ーー陰と陽のバランスを取る意味でも、自ら能動的に動くことが肝要ということでしょうか?
石黒 そのとおりです。受動的な意識でいると、他に依存してしまう。自分で自分の立ち方がわからなくなり、周囲に振り回されてバランスを崩し、さらにはそれを周囲のせいにしてしまうから。
僕がなぜ自分から動くことを、能動的であろうとすることを強く勧めるかというと、動かないことのメリットが僕にはわからないから。動かないでいて、何かいいことがありますか? 動いて失敗する可能性があるから? すればいい。それは成功した喜びへの“下ごしらえ”だと思えば、そもそも失敗ってあるの、とすら極論できます。
もちろん動くばかりではなく、時には止まってもいいんです。ただし、それは能動的に判断した結果の「止まる」でなければいけない。つまりは、周囲に依存しない、自分で自分の責任を取っていく、という意識です。そういう意識に欠けているから、すぐ「社会が悪い」「会社が悪い」「周囲の人がダメ」みたいな発想になってしまう。これって責任を他に求めている他責の姿勢……つまりは周囲に依存している以外の何ものでもないでしょう。
「社会が悪い」「会社が悪い」とグチグチ言う前に「あなた自身の言動はよかったのか悪かったのか──能動的に考えて、自分に責任を持った振る舞いができたのですか?」と尋ねたくなります。文句を言うにしても、まずは自分ができる範囲までやりきってからにしなさいよ、と思いますね。
ーーとはいえ「動くことが大事なのはわかるけど、どう動いていいのかわからない」という葛藤もあると思います。
石黒 それはよくわかりますよ。だからどうしても、わかりやすい「解」を求めてしまう。それで、毒にもクスリにもならないようなライフハックに血道を上げたり、手帳の活用術みたいな方法論に縛られてしまったりするわけです。でも、そういうのって所詮は上澄みをすくうみたいにムシのいい発想。本質ではない。誰かに背中を押してもらうつもりで仕事術の本などにすがっても、結局はクビ根っこのあたりをつかまれて、こづかれているだけ。
重要なのは公式を自分でつくっていく意識、そしていらない思考を捨てる意識ではないでしょうか。僕の考え方は超シンプルで「迷ったら動く」。そうしてトライ・アンド・エラーを重ねることで、自分なりの公式を自分のなかにつくってしまうんです。そうすれば、次第にアタマや身体が勝手に動くようになります。思考が“反射”になればしめたもの。
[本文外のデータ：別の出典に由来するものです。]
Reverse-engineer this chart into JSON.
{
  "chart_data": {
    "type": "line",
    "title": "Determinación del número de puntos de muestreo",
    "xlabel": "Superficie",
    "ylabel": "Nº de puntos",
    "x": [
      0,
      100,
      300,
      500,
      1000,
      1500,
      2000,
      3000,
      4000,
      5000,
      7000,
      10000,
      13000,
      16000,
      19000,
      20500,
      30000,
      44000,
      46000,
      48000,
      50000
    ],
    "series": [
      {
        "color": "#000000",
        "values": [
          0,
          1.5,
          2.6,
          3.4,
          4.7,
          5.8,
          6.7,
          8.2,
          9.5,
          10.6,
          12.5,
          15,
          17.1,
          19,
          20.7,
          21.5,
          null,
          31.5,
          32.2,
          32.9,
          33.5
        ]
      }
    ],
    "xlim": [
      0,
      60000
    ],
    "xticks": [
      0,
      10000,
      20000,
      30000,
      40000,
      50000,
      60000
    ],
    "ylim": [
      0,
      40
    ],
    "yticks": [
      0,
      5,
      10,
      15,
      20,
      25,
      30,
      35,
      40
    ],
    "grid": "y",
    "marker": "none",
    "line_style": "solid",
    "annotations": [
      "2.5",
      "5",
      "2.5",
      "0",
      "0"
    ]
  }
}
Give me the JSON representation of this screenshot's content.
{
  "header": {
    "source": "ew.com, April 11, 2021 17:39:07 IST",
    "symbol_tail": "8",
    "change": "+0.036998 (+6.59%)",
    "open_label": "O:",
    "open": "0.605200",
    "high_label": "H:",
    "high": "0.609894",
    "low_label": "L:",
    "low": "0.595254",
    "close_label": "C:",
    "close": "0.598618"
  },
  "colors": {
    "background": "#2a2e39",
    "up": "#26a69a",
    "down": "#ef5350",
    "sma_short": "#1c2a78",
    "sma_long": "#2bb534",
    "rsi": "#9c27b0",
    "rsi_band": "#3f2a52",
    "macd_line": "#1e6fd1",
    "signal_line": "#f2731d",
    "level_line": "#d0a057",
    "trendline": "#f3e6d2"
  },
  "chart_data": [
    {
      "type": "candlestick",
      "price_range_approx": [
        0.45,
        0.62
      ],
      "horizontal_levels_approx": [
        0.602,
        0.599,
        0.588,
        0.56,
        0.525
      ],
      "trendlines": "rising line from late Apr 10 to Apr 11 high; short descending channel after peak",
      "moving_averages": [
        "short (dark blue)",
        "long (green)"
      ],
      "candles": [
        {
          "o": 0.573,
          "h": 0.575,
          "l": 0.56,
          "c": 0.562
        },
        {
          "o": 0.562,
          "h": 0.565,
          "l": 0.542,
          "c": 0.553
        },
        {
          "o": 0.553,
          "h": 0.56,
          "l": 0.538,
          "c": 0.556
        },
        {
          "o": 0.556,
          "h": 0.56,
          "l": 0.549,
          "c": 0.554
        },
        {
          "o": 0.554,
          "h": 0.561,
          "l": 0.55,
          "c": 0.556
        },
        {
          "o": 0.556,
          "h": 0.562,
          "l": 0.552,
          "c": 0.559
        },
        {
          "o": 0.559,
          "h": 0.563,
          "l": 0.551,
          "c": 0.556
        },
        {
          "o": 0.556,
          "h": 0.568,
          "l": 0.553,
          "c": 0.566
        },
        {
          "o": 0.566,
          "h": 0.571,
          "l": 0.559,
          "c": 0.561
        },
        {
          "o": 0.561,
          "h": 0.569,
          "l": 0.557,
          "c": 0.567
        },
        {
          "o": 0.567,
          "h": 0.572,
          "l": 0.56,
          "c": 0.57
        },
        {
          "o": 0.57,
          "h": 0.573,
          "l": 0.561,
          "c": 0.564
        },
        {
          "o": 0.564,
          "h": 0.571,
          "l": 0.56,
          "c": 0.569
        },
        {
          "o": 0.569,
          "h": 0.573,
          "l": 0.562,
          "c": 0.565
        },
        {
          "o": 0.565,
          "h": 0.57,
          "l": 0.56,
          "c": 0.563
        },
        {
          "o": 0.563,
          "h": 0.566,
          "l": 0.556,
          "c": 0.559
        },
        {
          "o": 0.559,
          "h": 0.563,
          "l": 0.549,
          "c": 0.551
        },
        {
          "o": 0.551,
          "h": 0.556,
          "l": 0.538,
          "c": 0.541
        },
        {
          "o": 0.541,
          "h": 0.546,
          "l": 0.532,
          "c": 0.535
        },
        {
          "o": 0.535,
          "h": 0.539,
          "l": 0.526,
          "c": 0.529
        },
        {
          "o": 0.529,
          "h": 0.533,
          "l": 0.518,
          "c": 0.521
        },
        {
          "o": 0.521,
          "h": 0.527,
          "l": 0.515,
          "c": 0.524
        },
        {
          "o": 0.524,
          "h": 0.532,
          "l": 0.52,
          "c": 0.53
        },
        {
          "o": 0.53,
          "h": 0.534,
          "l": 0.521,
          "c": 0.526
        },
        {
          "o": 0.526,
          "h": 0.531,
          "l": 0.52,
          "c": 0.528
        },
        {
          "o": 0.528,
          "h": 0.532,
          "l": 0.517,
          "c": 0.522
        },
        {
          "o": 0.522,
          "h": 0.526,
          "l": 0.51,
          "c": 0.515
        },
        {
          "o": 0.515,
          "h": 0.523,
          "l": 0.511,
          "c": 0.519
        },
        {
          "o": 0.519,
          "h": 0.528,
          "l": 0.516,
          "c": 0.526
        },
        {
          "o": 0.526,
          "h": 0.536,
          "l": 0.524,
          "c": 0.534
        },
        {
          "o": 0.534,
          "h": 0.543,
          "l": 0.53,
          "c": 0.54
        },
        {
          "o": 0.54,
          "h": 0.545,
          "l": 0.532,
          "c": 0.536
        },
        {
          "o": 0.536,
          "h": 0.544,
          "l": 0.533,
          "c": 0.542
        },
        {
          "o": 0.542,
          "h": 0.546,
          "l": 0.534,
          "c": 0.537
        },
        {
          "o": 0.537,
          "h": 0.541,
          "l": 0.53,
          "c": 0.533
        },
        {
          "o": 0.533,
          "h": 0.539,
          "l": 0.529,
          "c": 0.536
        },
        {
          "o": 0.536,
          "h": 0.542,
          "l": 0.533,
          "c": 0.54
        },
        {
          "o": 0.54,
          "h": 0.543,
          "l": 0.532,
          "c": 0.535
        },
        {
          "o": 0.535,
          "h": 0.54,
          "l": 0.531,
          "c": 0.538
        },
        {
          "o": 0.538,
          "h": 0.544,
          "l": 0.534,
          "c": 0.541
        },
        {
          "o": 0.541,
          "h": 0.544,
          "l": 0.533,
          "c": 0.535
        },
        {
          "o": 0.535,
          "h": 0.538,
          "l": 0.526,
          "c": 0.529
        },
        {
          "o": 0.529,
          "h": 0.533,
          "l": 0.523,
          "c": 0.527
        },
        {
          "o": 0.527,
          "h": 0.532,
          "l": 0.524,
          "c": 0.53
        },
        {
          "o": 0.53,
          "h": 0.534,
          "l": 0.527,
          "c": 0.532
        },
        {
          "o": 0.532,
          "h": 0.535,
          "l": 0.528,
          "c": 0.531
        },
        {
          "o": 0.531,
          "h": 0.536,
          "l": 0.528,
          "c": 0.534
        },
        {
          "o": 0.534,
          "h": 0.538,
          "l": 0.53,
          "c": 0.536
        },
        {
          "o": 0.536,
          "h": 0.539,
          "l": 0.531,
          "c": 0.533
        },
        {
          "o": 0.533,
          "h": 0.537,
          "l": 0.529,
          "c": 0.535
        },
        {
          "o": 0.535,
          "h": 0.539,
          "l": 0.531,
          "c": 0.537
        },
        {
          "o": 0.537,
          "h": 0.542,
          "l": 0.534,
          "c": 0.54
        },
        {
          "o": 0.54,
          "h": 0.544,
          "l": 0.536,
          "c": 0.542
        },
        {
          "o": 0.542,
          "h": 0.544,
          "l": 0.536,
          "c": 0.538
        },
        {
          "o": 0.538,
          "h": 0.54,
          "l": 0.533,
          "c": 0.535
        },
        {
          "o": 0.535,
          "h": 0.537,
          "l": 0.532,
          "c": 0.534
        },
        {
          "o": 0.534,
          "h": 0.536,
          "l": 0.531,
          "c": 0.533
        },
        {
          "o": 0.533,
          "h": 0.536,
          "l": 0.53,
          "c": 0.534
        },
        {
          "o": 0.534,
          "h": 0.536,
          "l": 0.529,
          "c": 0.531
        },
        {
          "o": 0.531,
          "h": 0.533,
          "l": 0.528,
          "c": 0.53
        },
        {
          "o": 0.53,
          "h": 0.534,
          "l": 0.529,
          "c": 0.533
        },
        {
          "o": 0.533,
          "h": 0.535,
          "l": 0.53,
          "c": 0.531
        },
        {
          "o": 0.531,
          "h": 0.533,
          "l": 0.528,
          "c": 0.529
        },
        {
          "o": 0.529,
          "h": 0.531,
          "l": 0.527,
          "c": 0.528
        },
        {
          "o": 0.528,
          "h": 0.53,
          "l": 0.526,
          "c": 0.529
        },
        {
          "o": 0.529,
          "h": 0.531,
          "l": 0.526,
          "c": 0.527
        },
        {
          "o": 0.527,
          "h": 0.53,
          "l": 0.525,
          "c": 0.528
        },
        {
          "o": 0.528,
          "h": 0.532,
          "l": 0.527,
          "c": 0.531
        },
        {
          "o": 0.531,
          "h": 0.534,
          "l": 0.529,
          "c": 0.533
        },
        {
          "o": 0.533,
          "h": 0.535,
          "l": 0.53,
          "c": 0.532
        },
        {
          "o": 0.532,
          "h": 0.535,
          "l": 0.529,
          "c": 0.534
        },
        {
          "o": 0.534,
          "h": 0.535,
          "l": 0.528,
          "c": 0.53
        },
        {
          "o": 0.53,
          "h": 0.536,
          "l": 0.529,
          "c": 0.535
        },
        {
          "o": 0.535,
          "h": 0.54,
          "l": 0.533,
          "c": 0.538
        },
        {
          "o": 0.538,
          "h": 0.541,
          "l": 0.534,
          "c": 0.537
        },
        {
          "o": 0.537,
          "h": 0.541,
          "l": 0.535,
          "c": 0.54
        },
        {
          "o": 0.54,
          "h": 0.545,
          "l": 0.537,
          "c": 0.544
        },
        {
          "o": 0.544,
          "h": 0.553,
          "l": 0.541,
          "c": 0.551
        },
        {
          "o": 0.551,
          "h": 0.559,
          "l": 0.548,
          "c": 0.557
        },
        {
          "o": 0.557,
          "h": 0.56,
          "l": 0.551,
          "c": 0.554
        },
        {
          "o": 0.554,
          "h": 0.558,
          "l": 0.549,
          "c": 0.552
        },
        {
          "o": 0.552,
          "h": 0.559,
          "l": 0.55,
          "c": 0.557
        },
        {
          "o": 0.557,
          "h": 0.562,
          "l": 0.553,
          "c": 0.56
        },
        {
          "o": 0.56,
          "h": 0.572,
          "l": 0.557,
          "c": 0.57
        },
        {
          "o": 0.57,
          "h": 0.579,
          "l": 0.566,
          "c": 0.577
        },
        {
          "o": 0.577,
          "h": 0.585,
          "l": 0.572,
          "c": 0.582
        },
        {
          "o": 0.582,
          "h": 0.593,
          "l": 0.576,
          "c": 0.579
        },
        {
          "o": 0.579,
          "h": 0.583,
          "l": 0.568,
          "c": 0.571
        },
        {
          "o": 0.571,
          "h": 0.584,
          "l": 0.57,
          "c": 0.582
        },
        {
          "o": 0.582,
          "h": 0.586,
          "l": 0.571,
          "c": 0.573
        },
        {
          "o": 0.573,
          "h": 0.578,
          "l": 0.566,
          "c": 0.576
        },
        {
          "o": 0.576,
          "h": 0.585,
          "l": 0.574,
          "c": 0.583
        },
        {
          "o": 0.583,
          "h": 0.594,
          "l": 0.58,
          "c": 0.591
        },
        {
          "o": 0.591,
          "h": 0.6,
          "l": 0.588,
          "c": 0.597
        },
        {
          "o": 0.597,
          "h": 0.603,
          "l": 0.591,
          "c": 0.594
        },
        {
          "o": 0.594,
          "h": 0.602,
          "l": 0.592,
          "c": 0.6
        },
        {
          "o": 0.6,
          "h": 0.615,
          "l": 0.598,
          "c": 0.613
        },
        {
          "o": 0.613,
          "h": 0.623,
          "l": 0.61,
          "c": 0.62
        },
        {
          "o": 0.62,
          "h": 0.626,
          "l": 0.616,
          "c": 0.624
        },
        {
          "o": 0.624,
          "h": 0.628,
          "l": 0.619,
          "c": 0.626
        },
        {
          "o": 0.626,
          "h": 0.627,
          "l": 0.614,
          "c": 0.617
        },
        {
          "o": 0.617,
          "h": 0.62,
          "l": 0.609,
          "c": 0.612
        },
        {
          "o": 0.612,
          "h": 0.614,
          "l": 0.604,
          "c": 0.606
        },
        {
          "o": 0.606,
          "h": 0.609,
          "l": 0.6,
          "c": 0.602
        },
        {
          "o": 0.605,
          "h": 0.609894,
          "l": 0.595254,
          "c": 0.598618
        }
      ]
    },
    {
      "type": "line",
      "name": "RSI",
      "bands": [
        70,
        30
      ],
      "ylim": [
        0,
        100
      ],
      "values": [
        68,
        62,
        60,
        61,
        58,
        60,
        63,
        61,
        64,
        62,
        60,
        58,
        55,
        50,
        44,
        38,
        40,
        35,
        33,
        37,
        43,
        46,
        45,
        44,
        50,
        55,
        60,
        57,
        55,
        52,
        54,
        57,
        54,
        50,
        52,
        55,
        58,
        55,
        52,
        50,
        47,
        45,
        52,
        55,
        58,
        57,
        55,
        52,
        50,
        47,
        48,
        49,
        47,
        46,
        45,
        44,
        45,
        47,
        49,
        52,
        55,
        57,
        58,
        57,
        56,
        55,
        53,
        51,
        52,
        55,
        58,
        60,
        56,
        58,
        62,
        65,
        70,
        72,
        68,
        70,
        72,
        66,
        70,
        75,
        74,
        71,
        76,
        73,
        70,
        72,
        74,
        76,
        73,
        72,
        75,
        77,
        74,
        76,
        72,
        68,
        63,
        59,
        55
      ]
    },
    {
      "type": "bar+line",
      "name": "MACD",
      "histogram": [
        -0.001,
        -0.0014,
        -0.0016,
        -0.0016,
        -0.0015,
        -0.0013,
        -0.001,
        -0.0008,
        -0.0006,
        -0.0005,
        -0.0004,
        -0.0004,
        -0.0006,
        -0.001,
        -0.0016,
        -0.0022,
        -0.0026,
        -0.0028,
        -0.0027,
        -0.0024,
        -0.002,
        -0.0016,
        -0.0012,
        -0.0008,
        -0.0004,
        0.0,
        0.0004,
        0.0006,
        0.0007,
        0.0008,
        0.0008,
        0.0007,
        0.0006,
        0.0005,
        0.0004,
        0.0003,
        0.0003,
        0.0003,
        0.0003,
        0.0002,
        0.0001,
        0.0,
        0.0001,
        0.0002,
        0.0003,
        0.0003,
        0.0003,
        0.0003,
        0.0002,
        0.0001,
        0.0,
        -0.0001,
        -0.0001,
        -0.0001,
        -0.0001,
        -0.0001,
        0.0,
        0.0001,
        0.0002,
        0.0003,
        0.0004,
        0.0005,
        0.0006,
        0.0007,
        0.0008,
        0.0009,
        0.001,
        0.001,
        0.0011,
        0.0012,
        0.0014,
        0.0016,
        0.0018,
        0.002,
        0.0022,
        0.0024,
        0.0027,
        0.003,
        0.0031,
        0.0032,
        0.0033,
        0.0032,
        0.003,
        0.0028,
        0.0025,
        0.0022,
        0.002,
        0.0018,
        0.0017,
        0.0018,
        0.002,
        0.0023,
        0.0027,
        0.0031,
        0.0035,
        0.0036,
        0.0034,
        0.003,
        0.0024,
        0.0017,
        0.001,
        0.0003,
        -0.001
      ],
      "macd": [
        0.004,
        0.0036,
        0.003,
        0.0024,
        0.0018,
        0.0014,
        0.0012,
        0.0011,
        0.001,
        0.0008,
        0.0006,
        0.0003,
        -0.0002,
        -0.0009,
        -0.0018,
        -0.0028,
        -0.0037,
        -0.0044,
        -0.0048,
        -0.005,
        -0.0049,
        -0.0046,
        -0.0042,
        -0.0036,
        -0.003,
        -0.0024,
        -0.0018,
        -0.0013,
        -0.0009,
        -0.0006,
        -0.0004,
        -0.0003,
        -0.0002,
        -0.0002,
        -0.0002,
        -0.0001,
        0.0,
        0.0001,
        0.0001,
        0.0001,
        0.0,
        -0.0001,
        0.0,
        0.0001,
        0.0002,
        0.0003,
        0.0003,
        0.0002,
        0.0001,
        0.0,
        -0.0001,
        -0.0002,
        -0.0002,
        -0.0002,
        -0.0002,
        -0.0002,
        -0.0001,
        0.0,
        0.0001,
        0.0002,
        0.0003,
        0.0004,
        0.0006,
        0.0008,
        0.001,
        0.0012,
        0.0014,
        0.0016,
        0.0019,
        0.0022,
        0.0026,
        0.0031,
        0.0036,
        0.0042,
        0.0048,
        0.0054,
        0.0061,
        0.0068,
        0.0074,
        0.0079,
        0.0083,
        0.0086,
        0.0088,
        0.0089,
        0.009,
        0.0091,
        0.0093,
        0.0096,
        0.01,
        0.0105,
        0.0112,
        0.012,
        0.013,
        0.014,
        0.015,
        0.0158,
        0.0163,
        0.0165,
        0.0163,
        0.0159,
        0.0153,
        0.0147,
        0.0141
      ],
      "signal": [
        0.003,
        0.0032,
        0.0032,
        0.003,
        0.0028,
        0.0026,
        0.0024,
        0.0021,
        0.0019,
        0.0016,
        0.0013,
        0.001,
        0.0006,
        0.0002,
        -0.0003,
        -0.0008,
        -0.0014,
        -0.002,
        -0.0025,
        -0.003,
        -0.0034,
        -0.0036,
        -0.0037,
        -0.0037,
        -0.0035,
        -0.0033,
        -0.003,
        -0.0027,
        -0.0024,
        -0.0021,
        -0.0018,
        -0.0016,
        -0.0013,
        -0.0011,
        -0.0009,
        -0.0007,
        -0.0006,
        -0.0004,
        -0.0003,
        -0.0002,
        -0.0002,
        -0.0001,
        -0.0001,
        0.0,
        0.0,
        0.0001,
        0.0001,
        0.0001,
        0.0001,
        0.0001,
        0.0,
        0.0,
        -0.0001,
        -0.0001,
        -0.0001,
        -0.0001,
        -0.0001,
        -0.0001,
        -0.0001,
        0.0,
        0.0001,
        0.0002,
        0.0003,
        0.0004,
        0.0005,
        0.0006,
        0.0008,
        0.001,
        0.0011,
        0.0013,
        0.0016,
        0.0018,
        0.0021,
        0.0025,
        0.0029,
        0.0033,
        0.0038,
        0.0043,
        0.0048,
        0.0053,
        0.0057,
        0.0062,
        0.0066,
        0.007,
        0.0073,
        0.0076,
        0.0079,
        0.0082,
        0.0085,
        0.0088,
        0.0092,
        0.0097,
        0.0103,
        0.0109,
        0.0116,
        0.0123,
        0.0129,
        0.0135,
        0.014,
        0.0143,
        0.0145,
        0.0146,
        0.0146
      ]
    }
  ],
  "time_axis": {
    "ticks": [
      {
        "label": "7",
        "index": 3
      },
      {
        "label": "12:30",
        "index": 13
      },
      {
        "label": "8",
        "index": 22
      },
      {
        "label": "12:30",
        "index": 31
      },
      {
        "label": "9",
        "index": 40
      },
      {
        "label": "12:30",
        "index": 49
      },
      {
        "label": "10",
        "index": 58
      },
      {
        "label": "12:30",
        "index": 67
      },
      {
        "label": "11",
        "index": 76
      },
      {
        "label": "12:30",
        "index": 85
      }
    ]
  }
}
だいたい、個別具体的な解を他に求めてしまう時点で、自分で工夫しようと思わなくなる。すでに存在する他人の考えた公式に乗っかろうとしている段階で、その人の思考、生活スタイルは変化を止めてしまいます。そうして、堂々巡りのループにハマってしまうんです。既存事例とか、他の人の考え方に倣うことを一概に否定するわけではありませんが、その上で「自分はどう考えるのか、どう動くのか」を意識することは絶対に必要だと思いますね。
たとえばパソコンの前で、パワーポイントの画面をにらみながらウンウン唸っていても何も出てこないものです。動けない人は往々にして、キレイに仕事をしようとしすぎている。やり方にこだわったり、見栄えや格好ばかりに意識が向いてしまっている。そうではなくて、紙とペンで、とにかく思い付いたことを箇条書きにして、ボンヤリとした概念を図にしてみる。泥臭くても汚くても稚拙でもいいから、愚直に自分の手を動かしてアウトプットしてみる……そういう試みが軽視されている気がしてなりません。
●経験を蓄積する
ーー「わからなくてもいいから、とにかく動く」という処世術、ということでしょうか?
石黒 ええ。僕は、仕事って「経験則」が非常に大事だと考えています。失敗したり、困ったり、窮地をくぐり抜けてきた経験の蓄積。そこから生み出される、自分なりの公式……それが経験則。いわゆる“優秀な人”って、とにかく自分で能動的に動いて、自分なりの経験則をたくさん持っている。30年の仕事で出会った人たちから、そういう肌身感覚はあります。